If there was one lesson to be learned from the 2015 season, it was how the Chargers needed to find a way to win close games.  

Early in the fourth quarter in the team's season opener loss to Kansas City, the Chargers were in the driver's seat with a commanding 27-10 lead over the Chiefs. 

Unfortunately, the past came back to haunt the visiting team.

"It was a tale of two halves," Head Coach Mike McCoy said.  "It was a matter of us getting after them and getting pressure on Alex (Smith).  I'll have to watch the whole film and see (why) exactly in the fourth quarter as a team, we didn't get it done."

"We make it 27-10 and then (Jason) Verrett gets the great pick," added Philip Rivers.  "Right there was when I felt like if we finish this, it's over; we can go ahead and finish this right here.  We got it at the 45-yard line and we went three-and-out and didn't get anything out of it.  Then it just kind of spun out of control.  (Kansas City) scored and then we didn't do anything the rest of the day.  You have to give them credit.  They had an awesome fourth quarter and we didn't do anything to counter it.  Just all of a sudden, you look up, it's a tied ball game and you're heading into overtime.  It wasn't a game for three quarters and little change and we didn't complete the (job)."

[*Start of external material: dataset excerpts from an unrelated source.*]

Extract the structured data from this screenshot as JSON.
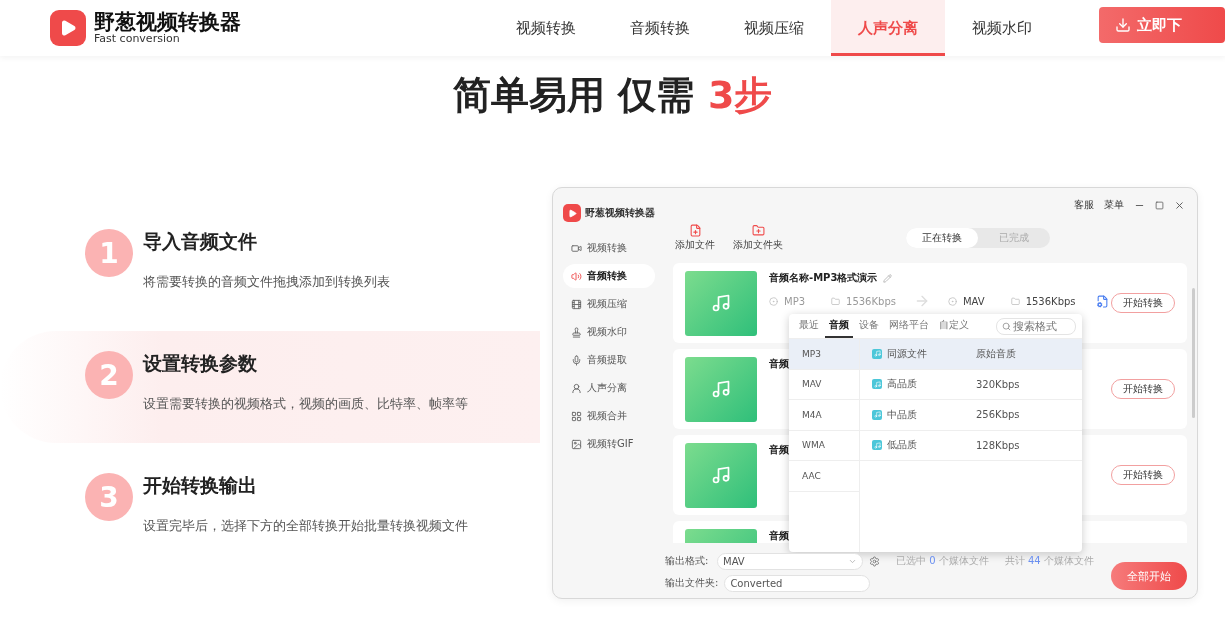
{
  "header": {
    "brand": "野葱视频转换器",
    "tagline": "Fast conversion",
    "download": "立即下",
    "nav": [
      {
        "label": "视频转换",
        "selected": false
      },
      {
        "label": "音频转换",
        "selected": false
      },
      {
        "label": "视频压缩",
        "selected": false
      },
      {
        "label": "人声分离",
        "selected": true
      },
      {
        "label": "视频水印",
        "selected": false
      }
    ]
  },
  "headline": {
    "text": "简单易用 仅需",
    "accent": "3步"
  },
  "steps": [
    {
      "number": "1",
      "title": "导入音频文件",
      "desc": "将需要转换的音频文件拖拽添加到转换列表",
      "selected": false
    },
    {
      "number": "2",
      "title": "设置转换参数",
      "desc": "设置需要转换的视频格式，视频的画质、比特率、帧率等",
      "selected": true
    },
    {
      "number": "3",
      "title": "开始转换输出",
      "desc": "设置完毕后，选择下方的全部转换开始批量转换视频文件",
      "selected": false
    }
  ],
  "app": {
    "brand": "野葱视频转换器",
    "top_links": [
      "客服",
      "菜单"
    ],
    "sidebar": [
      {
        "label": "视频转换",
        "selected": false
      },
      {
        "label": "音频转换",
        "selected": true
      },
      {
        "label": "视频压缩",
        "selected": false
      },
      {
        "label": "视频水印",
        "selected": false
      },
      {
        "label": "音频提取",
        "selected": false
      },
      {
        "label": "人声分离",
        "selected": false
      },
      {
        "label": "视频合并",
        "selected": false
      },
      {
        "label": "视频转GIF",
        "selected": false
      }
    ],
    "toolbar": [
      "添加文件",
      "添加文件夹"
    ],
    "status_tabs": [
      {
        "label": "正在转换",
        "selected": true
      },
      {
        "label": "已完成",
        "selected": false
      }
    ],
    "files": [
      {
        "name": "音频名称-MP3格式演示",
        "format_in": "MP3",
        "bitrate_in": "1536Kbps",
        "format_out": "MAV",
        "bitrate_out": "1536Kbps",
        "action": "开始转换"
      },
      {
        "name": "音频",
        "action": "开始转换"
      },
      {
        "name": "音频",
        "action": "开始转换"
      },
      {
        "name": "音频"
      }
    ],
    "format_menu": {
      "tabs": [
        {
          "label": "最近",
          "selected": false
        },
        {
          "label": "音频",
          "selected": true
        },
        {
          "label": "设备",
          "selected": false
        },
        {
          "label": "网络平台",
          "selected": false
        },
        {
          "label": "自定义",
          "selected": false
        }
      ],
      "search_placeholder": "搜索格式",
      "formats": [
        {
          "label": "MP3",
          "selected": true
        },
        {
          "label": "MAV",
          "selected": false
        },
        {
          "label": "M4A",
          "selected": false
        },
        {
          "label": "WMA",
          "selected": false
        },
        {
          "label": "AAC",
          "selected": false
        }
      ],
      "qualities": [
        {
          "name": "同源文件",
          "bitrate": "原始音质",
          "selected": true
        },
        {
          "name": "高品质",
          "bitrate": "320Kbps",
          "selected": false
        },
        {
          "name": "中品质",
          "bitrate": "256Kbps",
          "selected": false
        },
        {
          "name": "低品质",
          "bitrate": "128Kbps",
          "selected": false
        }
      ]
    },
    "footer": {
      "format_label": "输出格式:",
      "format_value": "MAV",
      "folder_label": "输出文件夹:",
      "folder_value": "Converted",
      "start_all": "全部开始",
      "stats": [
        [
          {
            "text": "已选中 ",
            "kind": "plain"
          },
          {
            "text": "0",
            "kind": "count"
          },
          {
            "text": " 个媒体文件",
            "kind": "plain"
          }
        ],
        [
          {
            "text": "共计 ",
            "kind": "plain"
          },
          {
            "text": "44",
            "kind": "count"
          },
          {
            "text": " 个媒体文件",
            "kind": "plain"
          }
        ]
      ]
    }
  }
}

It was difficult to pinpoint one specific reason as to why the Chargers didn't close it out.  In Sunday's 33-27 defeat, many were once again baffled.

"We have to execute better," mentioned McCoy.  "It's all of us together; coaches and players together and we have to be able to stop a team… In all three phases, we have to execute better.  It's all of us.  I wish I could say it's just this, but we didn't play well enough to win this game at the end."   

"It's rare in a game like this you don't turn the ball over, score 27 points and you lose," added Rivers.  "That's not saying anything about our defense at all.  I'm just saying (that) if you don't turn it over and score 27 points, you'd feel pretty good about that.  I don't feel good about it because I don't think we held up our end.  When it is all said and done offensively, I don't think we held up our end."

One turning point was a missed field goal following Jason Verrett's interception.  Josh Lambo missed wide right from 54-yards out, setting up a Chiefs scoring drive to cut the score to 10.

The missed field goal was certainly the point where the game did a 180, but it's a decision McCoy doesn't regret making. 

"I had all the confidence in the world before the game that he is crushing the ball.  He's putting it in there and he's dead on.  During that drive before the play, I asked (Special Teams Coach) Craig Aukerman about it and he said, 'He's going to put it right down the middle.'  He had all the confidence in the world and I had all the confidence in the world in him, too… We had been doing an outstanding job all game long but we didn't do a very good job after that.  That was the turning point."

Another miscue was a 17-yard punt by Drew Kaser with less than two minutes remaining that set the Chiefs up with a short field to tie the game.

"That hurt," said McCoy.

While the loss stings, it's not time to panic.  As Brandon Mebane said, it's only Week 1 and the team will learn from this and move on.